Wilt u terug naar sprookjes?
Categorie: sprookjes
Gepost door: Rudolf Paul
Gepost op: 2009-3-7

Verhaal:

Rolihlahla en Nkhangweleni
Er was eens een prinsesje dat voorbestemd was om koningin te worden. Ze was blond en had een bolle toet, net als haar vader de koning, die een hoofd had als een kaas. Het prinsesje speelde het liefst met de poppen van haar over-over-overgrootmoeder uit lang ververvlogen tijden die haar kindertijd in grote eenzaamheid op het paleis had doorgebracht.
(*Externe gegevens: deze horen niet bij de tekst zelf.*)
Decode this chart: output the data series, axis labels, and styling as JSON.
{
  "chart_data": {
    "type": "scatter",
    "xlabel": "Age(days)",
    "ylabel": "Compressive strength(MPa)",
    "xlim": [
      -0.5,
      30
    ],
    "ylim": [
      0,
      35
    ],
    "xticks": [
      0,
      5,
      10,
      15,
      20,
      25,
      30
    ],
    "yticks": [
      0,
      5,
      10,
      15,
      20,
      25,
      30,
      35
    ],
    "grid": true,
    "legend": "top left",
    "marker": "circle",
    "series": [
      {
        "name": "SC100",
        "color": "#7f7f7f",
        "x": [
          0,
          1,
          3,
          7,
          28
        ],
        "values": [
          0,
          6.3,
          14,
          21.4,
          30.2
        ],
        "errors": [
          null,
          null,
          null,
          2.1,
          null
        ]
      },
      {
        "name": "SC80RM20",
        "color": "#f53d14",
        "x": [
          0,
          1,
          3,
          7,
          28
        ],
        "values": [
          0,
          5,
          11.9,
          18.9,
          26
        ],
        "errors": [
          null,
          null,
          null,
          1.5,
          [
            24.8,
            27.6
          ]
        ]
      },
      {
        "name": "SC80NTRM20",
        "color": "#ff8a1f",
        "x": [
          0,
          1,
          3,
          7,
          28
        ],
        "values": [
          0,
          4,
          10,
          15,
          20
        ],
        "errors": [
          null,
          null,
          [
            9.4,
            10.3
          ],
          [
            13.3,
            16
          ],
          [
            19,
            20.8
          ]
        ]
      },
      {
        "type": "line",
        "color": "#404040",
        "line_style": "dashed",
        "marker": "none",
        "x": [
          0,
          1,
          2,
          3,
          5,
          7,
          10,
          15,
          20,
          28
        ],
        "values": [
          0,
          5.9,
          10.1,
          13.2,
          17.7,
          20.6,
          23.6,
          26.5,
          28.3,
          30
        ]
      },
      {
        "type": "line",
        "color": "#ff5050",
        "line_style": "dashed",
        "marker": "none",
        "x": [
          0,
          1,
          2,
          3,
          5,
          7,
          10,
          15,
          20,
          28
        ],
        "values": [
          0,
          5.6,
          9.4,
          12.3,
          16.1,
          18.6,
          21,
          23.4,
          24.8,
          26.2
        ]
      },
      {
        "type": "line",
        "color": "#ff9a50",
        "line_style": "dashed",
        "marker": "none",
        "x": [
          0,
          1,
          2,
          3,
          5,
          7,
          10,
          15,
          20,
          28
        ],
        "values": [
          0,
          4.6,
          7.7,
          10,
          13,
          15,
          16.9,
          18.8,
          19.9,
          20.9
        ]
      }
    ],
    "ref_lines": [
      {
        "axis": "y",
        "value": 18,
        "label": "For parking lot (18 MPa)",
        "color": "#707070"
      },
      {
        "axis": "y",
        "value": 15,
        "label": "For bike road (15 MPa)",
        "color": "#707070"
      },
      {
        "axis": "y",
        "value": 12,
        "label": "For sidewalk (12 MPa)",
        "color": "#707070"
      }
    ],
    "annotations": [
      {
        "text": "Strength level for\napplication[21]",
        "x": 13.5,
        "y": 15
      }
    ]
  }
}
Maar Koning Kaashoofd en zijn vrouw wilden dat ons prinsesje ook normaal met leeftijdgenootjes omging. Die werden daarvoor speciaal met een blauwe koninklijke bus naar het paleis gebracht. Haar ouders en hun raadgevers wilden op die manier voorkomen dat ons prinsesje vervreemd zou raken van gewone mensen zoals dat was gebeurd met de prinses uit de geschiedenis die op tienjarige leeftijd al koningin werd en haar zware taken als vorstin op achtienjarige leeftijd op zich moest nemen.
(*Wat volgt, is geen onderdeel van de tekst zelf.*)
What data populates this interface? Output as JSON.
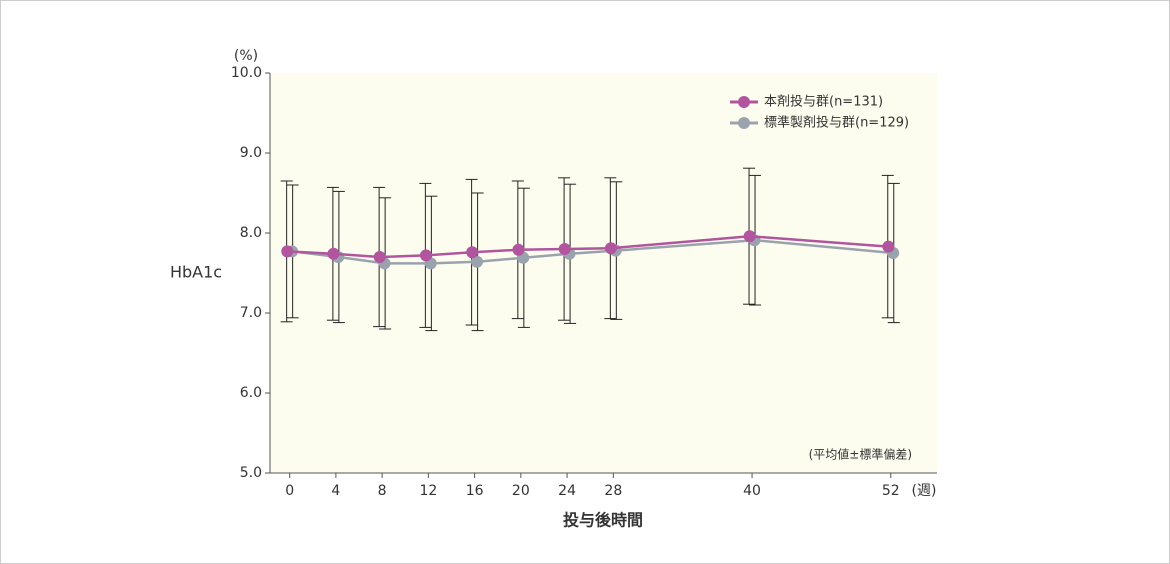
{
  "chart_data": {
    "type": "line",
    "y_unit": "(%)",
    "y_label": "HbA1c",
    "x_label": "投与後時間",
    "x_unit": "(週)",
    "note": "(平均値±標準偏差)",
    "x": [
      0,
      4,
      8,
      12,
      16,
      20,
      24,
      28,
      40,
      52
    ],
    "series": [
      {
        "name": "本剤投与群(n=131)",
        "color": "#b0559e",
        "values": [
          7.77,
          7.74,
          7.7,
          7.72,
          7.76,
          7.79,
          7.8,
          7.81,
          7.96,
          7.83
        ],
        "errors": [
          0.88,
          0.83,
          0.87,
          0.9,
          0.91,
          0.86,
          0.89,
          0.88,
          0.85,
          0.89
        ]
      },
      {
        "name": "標準製剤投与群(n=129)",
        "color": "#9aa3ad",
        "values": [
          7.77,
          7.7,
          7.62,
          7.62,
          7.64,
          7.69,
          7.74,
          7.78,
          7.91,
          7.75
        ],
        "errors": [
          0.83,
          0.82,
          0.82,
          0.84,
          0.86,
          0.87,
          0.87,
          0.86,
          0.81,
          0.87
        ]
      }
    ],
    "xlim": [
      -1.7,
      56
    ],
    "ylim": [
      5,
      10
    ],
    "xticks": [
      0,
      4,
      8,
      12,
      16,
      20,
      24,
      28,
      40,
      52
    ],
    "yticks": [
      {
        "value": 5,
        "label": "5.0"
      },
      {
        "value": 6,
        "label": "6.0"
      },
      {
        "value": 7,
        "label": "7.0"
      },
      {
        "value": 8,
        "label": "8.0"
      },
      {
        "value": 9,
        "label": "9.0"
      },
      {
        "value": 10,
        "label": "10.0"
      }
    ],
    "legend": "upper right",
    "plot_background": "#fdfdef"
  }
}
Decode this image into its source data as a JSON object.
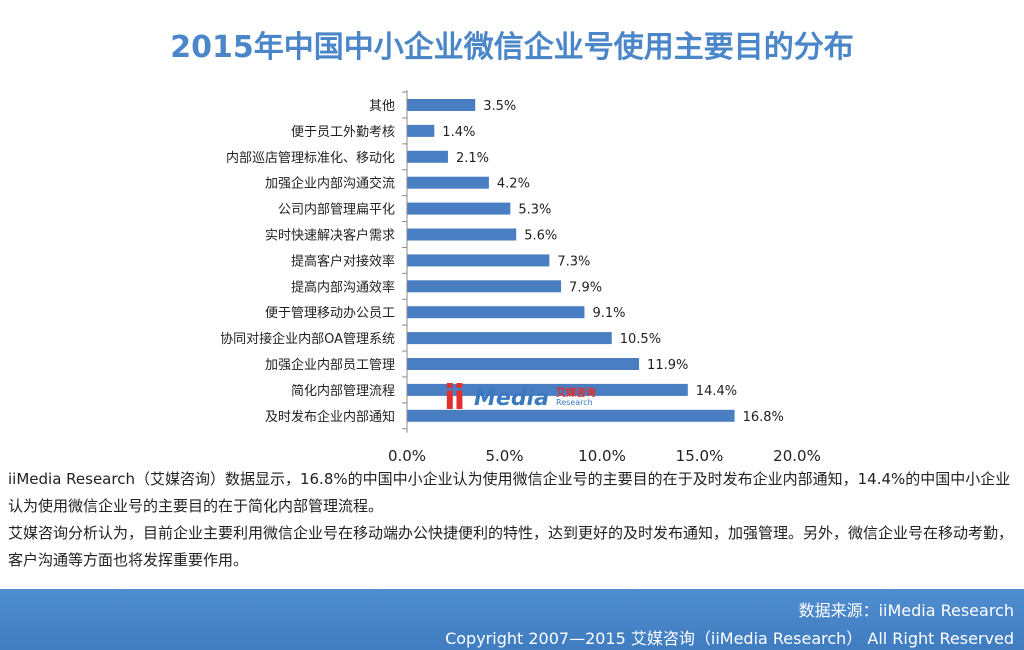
{
  "header": {
    "title": "2015年中国中小企业微信企业号使用主要目的分布"
  },
  "chart_data": {
    "type": "bar",
    "orientation": "horizontal",
    "title": "2015年中国中小企业微信企业号使用主要目的分布",
    "xlabel": "",
    "ylabel": "",
    "xlim": [
      0,
      20
    ],
    "x_ticks": [
      "0.0%",
      "5.0%",
      "10.0%",
      "15.0%",
      "20.0%"
    ],
    "bar_color": "#4a7ec2",
    "grid": false,
    "categories": [
      "其他",
      "便于员工外勤考核",
      "内部巡店管理标准化、移动化",
      "加强企业内部沟通交流",
      "公司内部管理扁平化",
      "实时快速解决客户需求",
      "提高客户对接效率",
      "提高内部沟通效率",
      "便于管理移动办公员工",
      "协同对接企业内部OA管理系统",
      "加强企业内部员工管理",
      "简化内部管理流程",
      "及时发布企业内部通知"
    ],
    "values": [
      3.5,
      1.4,
      2.1,
      4.2,
      5.3,
      5.6,
      7.3,
      7.9,
      9.1,
      10.5,
      11.9,
      14.4,
      16.8
    ],
    "value_labels": [
      "3.5%",
      "1.4%",
      "2.1%",
      "4.2%",
      "5.3%",
      "5.6%",
      "7.3%",
      "7.9%",
      "9.1%",
      "10.5%",
      "11.9%",
      "14.4%",
      "16.8%"
    ]
  },
  "watermark": {
    "mark": "ii",
    "name": "Media",
    "cn": "艾媒咨询",
    "sub": "Research"
  },
  "description": {
    "p1": "iiMedia Research（艾媒咨询）数据显示，16.8%的中国中小企业认为使用微信企业号的主要目的在于及时发布企业内部通知，14.4%的中国中小企业认为使用微信企业号的主要目的在于简化内部管理流程。",
    "p2": "艾媒咨询分析认为，目前企业主要利用微信企业号在移动端办公快捷便利的特性，达到更好的及时发布通知，加强管理。另外，微信企业号在移动考勤，客户沟通等方面也将发挥重要作用。"
  },
  "footer": {
    "source": "数据来源：iiMedia Research",
    "copyright": "Copyright 2007—2015 艾媒咨询（iiMedia Research） All Right Reserved"
  }
}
Ons prinsesje groeide dus voorbeeldig op, met liefde en zorg omringd, spelend met haar kindervriendjes en –vriendinnetjes. Ze leerde lezen, goede manieren, vreemde talen en geschiedenis. Ook kreeg ze godsdienstonderricht van een speciaal daarvoor aangestelde hofdominee. Maar ze bleef als het even kon met haar poppen spelen.
Op een dag kwam er een beroemde oude man uit Afrika op bezoek. Hij had zich goed voorbereid op zijn, naar later zou blijken, laatste reis langs de landen van Europa. Voor onze prinses bracht hij een zwarte pop mee, zwart, zwarter dan zijn eigen huidskleur. ‘Bijbelzwart’, zei hij met een grijns terwijl hij de pop overhandigde, ‘zwart als een maanloze nacht, kraaizwart.’
Het prinsesje hield de pop in haar handen. ‘Het is een jongetjespop,’ prevelde ze. ‘Hoe heet hij?’
‘Je mag hem zelf een naam geven,’ zei de oude man. ‘Bedenk maar een mooie naam voor hem.’
‘Heeft u een mooie naam?’
De man lachte. ‘Ik heb een heel mooie tweede voornaam: Rolihlahla. Wil je je pop zo noemen?’
De prinses knikte blij. ‘Ja, Roli, zo noem ik hem. Maar wilt u de volledige naam voor me opschrijven?’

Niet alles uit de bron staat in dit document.